When writing persuasive pieces, remember to that it is your responsibility to uphold the law. Proceeding in unfavorable acts such as providing false claims and/or using a person’s picture without permission can and will result in consequences. If you are part of a client’s illegal activity, you are still liable. In today’s society, you can no longer hide behind the phrase, “My client told me to do it.”
Some illegal practices that tend to happen are libel and slander. Libel is printing statements to subject a person to a bad reputation. Whereas slander is doing the same but it is spoken. Defamation is the mix of the two. This all goes back to watching the context in which your language is used.

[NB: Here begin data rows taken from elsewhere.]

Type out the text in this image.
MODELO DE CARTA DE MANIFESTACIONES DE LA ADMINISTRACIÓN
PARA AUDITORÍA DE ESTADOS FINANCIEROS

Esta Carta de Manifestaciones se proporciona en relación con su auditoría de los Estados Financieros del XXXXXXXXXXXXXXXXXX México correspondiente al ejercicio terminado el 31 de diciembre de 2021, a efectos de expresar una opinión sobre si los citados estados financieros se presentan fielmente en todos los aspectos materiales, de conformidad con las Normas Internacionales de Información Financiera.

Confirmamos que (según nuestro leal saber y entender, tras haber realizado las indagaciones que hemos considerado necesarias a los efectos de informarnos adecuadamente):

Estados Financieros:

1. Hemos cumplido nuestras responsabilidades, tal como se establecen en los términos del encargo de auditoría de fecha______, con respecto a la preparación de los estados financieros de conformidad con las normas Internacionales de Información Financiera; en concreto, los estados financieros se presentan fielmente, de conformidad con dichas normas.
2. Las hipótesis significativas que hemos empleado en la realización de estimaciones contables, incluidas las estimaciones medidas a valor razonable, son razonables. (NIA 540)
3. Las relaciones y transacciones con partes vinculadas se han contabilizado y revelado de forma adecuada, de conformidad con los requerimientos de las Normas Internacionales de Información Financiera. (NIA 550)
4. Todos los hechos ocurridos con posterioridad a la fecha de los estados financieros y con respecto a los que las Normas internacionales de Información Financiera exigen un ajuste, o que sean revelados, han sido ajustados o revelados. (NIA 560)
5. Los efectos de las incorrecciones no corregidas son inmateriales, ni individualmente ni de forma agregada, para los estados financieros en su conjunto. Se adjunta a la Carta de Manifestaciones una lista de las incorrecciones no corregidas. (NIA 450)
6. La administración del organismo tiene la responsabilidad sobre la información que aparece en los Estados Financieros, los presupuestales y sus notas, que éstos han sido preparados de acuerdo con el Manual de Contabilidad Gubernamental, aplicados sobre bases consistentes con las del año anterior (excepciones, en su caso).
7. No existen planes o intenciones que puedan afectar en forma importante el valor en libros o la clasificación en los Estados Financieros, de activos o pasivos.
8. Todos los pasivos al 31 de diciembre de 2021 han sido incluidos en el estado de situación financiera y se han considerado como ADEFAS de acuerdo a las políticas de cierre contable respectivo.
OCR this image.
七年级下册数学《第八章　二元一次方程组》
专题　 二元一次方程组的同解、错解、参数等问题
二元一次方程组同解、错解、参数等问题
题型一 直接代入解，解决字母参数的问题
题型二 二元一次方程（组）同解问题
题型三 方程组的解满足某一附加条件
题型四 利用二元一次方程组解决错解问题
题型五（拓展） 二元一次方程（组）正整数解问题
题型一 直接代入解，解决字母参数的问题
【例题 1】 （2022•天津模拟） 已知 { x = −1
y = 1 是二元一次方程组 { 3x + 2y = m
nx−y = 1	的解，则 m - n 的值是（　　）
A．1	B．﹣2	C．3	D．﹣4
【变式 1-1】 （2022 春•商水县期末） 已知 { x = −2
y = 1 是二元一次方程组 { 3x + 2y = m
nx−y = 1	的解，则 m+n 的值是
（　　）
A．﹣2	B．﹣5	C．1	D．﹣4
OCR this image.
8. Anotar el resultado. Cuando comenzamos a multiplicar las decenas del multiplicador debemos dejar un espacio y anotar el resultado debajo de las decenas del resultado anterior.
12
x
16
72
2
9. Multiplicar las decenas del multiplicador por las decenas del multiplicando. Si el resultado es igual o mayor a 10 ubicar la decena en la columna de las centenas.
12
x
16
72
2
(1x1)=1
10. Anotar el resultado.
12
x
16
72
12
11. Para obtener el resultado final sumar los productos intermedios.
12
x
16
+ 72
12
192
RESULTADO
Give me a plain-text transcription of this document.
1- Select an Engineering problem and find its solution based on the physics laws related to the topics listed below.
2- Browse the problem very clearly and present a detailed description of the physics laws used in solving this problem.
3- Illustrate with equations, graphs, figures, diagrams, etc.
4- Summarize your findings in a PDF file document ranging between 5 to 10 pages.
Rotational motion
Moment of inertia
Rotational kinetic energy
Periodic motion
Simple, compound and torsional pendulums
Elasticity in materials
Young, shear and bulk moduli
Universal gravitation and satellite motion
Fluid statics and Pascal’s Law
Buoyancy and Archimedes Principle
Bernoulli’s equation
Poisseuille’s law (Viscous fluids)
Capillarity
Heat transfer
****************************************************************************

Public relations practitioners should be familiar with laws pertaining to copyright and trademarks. A copyright is protection of expressed ideas and creative work from unauthorized use. For instance, all the Harry Potter books and any song that is written are copyrighted. A trademark is anything pertaining to a product’s symbol, word and/or slogan. For example, L’Oréal® Paris’ slogan is “Because you’re worth it.” The Voluminous® line is a registered trademark of the company. Hence, the “R” with a circle around it.
There are certain regulatory agencies that make sure that businesses and public relations practitioners follow these laws. The Federal Trade Commission is in charge of making sure advertisements are not misleading and deceptive. The Securities and Exchange Commission protects the financial information of public companies and their stockholders. Everyone should be familiar of the Food and Drug Administration. They are in charge of overseeing that the advertisements and promotions of any prescription drugs, over-the-counter drugs, and cosmetics are not misleading and false. Just make sure that the claims the you make in financial reports, new releases, advertisements, and pitch letters are have information supporting those claims. Like journalists, stick to the facts and play up any products and services. You can not fool the public.
Speaking of misleading advertisements, what advertisements do you feel are not 100 percent true?